Was bedeutet das nun? Normalerweise endet in Deutschland die Meinungsfreiheit und jene der Presse erst am Strafgesetzbuch. Dieses kennt keinen Paragraphen gegen "verletzendes Verhalten". Wenn sich jemand verletzt fühlt, ist das etwas sehr Privates und allenfalls ein Fall für den Seelenklempner oder einen Mediator. Die Pressefreiheit endet ganz sicher nicht dort, wo Herr Erdogan etwas schief im Magen liegt, so viel steht fest.
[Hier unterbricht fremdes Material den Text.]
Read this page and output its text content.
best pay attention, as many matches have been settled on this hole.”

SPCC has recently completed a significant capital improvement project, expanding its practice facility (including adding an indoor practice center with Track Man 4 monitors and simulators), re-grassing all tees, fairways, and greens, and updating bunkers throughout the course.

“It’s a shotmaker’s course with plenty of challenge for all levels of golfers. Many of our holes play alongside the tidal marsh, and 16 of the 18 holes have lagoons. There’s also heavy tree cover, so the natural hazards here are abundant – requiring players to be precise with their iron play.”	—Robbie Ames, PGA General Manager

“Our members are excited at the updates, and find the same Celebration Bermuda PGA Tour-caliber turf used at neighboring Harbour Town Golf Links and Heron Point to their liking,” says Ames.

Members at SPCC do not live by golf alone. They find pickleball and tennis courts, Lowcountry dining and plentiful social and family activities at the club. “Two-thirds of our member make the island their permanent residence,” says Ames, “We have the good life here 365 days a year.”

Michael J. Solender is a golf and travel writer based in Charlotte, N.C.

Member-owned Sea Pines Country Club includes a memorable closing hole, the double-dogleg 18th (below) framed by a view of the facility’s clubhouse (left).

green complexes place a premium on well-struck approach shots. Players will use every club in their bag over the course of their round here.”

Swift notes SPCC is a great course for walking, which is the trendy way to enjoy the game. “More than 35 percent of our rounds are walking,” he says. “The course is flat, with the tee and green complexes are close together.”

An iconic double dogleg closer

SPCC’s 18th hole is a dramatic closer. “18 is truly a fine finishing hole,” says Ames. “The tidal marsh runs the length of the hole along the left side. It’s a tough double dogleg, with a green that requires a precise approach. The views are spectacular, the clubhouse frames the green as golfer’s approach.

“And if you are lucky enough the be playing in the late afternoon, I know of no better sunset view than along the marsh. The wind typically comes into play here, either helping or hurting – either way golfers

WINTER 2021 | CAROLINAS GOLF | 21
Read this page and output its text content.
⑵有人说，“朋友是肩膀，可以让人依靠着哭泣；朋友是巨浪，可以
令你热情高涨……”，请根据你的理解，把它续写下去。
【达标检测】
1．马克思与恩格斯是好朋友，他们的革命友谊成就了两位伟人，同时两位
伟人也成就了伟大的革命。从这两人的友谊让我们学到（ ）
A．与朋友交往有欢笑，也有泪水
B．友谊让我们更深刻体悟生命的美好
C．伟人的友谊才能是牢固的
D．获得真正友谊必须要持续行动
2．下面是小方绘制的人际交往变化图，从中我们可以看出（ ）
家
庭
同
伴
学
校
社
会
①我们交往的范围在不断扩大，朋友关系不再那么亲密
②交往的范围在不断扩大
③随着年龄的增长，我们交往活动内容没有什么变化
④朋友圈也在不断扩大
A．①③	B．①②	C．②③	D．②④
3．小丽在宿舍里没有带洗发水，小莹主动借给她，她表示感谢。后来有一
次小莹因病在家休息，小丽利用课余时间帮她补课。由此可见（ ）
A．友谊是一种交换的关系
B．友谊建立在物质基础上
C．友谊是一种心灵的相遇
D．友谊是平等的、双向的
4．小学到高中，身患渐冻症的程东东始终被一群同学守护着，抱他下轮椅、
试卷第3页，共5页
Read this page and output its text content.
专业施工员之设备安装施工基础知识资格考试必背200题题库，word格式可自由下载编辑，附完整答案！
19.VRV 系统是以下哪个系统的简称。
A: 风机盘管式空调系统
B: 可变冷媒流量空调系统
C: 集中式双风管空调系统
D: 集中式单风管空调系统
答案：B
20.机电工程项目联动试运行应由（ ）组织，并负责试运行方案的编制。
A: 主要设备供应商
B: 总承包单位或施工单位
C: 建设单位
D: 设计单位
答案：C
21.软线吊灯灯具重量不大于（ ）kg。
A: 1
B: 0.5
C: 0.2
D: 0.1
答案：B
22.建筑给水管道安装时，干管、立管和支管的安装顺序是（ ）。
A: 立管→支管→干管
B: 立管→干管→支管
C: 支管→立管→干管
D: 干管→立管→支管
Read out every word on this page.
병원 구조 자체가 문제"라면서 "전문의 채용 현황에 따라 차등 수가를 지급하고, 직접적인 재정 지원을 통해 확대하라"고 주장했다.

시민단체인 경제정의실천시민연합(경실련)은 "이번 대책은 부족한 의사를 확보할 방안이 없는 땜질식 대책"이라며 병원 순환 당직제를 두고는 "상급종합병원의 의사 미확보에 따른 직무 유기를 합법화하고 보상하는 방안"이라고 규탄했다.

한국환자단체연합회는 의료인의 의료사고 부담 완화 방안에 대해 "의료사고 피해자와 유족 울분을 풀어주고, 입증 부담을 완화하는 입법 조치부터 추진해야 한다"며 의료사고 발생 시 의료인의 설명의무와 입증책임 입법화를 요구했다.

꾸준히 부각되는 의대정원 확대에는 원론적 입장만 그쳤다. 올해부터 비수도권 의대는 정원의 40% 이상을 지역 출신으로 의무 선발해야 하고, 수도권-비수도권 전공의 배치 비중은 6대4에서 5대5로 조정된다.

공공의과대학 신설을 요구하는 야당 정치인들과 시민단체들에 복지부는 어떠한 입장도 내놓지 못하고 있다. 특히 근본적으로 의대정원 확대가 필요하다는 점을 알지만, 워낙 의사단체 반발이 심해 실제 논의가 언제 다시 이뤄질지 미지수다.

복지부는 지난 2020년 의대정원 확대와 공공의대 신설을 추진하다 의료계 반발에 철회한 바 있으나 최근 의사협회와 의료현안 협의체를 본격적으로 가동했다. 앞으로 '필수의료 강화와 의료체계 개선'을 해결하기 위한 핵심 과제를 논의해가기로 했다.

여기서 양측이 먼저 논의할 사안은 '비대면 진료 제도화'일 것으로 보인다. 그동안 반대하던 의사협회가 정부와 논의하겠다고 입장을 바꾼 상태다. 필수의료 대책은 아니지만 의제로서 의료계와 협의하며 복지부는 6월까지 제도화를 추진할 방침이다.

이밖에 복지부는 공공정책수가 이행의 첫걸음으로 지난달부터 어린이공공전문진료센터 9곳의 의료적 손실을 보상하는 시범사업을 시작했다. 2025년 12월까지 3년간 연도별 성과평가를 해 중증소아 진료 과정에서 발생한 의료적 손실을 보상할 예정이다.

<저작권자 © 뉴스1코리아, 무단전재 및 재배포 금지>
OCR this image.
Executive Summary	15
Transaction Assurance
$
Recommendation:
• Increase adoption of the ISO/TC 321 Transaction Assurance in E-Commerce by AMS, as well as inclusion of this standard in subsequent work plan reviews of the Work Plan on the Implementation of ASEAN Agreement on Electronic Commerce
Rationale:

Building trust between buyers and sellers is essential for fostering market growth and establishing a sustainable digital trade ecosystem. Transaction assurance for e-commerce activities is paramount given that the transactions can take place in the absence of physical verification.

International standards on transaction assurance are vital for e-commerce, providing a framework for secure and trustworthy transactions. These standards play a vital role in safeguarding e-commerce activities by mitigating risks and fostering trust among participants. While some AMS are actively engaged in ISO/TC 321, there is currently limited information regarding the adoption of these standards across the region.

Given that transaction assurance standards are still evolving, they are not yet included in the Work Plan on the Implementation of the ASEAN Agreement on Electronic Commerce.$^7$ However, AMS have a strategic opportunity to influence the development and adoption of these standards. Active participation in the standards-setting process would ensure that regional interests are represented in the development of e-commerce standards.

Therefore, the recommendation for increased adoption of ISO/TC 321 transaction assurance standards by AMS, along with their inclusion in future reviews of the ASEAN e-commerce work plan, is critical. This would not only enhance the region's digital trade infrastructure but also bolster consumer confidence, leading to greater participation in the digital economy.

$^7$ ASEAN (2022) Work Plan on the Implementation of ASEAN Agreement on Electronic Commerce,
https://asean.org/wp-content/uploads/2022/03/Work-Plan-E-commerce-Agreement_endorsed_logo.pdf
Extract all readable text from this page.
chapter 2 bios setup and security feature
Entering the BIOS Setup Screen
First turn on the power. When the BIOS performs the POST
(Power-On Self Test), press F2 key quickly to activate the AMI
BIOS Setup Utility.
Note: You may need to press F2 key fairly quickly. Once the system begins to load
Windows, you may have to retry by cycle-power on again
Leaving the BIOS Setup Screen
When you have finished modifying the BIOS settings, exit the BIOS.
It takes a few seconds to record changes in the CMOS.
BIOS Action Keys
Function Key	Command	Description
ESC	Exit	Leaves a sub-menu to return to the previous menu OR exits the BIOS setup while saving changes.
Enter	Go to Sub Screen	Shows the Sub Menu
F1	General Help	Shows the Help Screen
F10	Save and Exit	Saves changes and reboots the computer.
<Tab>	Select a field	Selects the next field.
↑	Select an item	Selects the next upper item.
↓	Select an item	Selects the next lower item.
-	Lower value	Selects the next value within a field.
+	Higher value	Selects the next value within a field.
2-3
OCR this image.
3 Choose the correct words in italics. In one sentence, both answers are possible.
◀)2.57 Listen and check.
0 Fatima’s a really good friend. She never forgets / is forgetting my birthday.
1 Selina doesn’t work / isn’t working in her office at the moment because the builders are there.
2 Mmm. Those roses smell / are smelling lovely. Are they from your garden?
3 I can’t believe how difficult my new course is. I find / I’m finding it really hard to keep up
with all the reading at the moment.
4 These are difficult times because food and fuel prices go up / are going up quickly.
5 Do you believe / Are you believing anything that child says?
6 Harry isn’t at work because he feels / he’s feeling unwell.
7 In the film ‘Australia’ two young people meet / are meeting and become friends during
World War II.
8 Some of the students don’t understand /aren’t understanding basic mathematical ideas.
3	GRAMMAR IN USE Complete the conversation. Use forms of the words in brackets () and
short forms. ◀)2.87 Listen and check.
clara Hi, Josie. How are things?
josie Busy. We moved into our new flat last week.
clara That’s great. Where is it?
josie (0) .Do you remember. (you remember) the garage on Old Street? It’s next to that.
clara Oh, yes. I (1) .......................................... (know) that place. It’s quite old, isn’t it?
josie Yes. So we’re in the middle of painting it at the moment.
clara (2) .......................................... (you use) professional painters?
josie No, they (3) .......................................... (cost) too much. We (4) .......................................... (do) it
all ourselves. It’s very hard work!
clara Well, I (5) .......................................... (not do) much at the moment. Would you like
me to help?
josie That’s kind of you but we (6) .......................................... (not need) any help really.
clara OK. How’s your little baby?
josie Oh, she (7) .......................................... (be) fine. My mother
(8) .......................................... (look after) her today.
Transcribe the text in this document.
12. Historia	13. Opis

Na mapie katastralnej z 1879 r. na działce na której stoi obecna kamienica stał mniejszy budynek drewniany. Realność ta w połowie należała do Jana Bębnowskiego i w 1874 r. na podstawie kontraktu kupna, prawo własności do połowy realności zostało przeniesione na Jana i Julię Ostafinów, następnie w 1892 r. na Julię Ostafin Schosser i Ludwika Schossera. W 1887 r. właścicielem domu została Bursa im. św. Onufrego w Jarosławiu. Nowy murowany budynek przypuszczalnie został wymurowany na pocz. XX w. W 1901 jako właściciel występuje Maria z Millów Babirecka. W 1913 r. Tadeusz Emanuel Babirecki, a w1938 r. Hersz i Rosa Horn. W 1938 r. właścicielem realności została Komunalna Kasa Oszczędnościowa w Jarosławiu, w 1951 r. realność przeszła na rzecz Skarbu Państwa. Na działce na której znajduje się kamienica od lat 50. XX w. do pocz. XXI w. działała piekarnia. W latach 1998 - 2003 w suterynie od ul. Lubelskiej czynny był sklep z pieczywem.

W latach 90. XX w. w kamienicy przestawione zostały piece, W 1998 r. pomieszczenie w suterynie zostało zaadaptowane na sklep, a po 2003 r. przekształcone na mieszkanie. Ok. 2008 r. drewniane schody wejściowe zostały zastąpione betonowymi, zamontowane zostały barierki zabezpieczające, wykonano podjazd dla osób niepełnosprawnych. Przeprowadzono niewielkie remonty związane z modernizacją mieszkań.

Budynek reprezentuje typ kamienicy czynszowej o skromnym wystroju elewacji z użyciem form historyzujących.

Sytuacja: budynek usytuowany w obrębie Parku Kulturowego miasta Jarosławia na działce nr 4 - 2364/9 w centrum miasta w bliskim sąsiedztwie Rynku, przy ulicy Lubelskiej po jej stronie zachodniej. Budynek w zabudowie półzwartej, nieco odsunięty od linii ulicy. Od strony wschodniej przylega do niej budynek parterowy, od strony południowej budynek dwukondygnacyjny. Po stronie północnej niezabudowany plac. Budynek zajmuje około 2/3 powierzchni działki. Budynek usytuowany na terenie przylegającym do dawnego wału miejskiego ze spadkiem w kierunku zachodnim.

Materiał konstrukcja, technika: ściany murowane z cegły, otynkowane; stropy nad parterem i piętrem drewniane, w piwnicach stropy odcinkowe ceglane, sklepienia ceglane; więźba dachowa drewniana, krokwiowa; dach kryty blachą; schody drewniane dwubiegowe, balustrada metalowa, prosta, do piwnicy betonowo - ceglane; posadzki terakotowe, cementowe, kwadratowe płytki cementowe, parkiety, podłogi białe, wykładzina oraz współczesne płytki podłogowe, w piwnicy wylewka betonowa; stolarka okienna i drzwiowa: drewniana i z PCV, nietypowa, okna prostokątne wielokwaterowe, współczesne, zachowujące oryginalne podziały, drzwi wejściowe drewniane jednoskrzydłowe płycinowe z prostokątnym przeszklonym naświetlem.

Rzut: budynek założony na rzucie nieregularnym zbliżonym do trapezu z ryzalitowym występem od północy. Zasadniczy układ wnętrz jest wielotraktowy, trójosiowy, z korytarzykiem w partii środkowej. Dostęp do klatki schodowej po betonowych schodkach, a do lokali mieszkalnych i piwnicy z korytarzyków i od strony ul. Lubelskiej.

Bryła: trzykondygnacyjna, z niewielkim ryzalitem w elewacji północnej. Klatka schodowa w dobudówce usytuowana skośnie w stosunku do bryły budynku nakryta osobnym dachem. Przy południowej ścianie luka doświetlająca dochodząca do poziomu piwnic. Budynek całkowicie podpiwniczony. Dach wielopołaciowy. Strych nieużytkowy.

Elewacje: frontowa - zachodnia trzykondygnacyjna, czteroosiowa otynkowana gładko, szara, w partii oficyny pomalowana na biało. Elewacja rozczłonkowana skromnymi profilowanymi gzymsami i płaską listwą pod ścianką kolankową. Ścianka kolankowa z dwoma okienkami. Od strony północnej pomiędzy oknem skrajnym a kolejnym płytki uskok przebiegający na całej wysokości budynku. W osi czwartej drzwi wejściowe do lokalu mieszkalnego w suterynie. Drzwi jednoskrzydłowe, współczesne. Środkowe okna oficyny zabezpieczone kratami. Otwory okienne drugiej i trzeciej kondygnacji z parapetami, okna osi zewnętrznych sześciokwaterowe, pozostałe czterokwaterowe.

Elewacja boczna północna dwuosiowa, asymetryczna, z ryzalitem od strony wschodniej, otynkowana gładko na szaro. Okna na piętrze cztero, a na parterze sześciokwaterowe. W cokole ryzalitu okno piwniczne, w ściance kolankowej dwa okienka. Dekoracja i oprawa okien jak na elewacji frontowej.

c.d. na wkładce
Was die Bundeskanzlerin mit diesen Aussagen vollzieht, ist eine Aushöhlung der Meinungsfreiheit. Soll dieser Text zum Beispiel nicht erscheinen, weil er Frau Merkel nicht gefällt? Ist es bewusst verletzend, wenn ich schreibe, dass die Kanzlerin mit ihren Aussagen das Grundgesetz verletzt? Muss die Huffington Post diesen Beitrag deshalb löschen. Damit die Kanzlerin sich nicht auf die Füße getreten fühlt? Es klingt weit her geholt, aber es ist die gleiche Logik.

Vor allem aber, und das ist das eigentlich Bemerkenswerte, zeigt es wie abhängig sich Merkel vom Potentaten am Bosporus gemacht hat. Eigentlich müsste die deutsche Presselandschaft jetzt laut aufschreien. Mal schauen, was passiert. Hoffnungsvoll kann man nur bedingt sein, wenn der "Spiegel" schon von einem Schmähgedicht spricht. Sprache formt Wirklichkeit und Böhmermanns Aktion war keine Schmähung, sondern Satire. Wehret den Anfängen, kann man da nur mahnen und hoffen!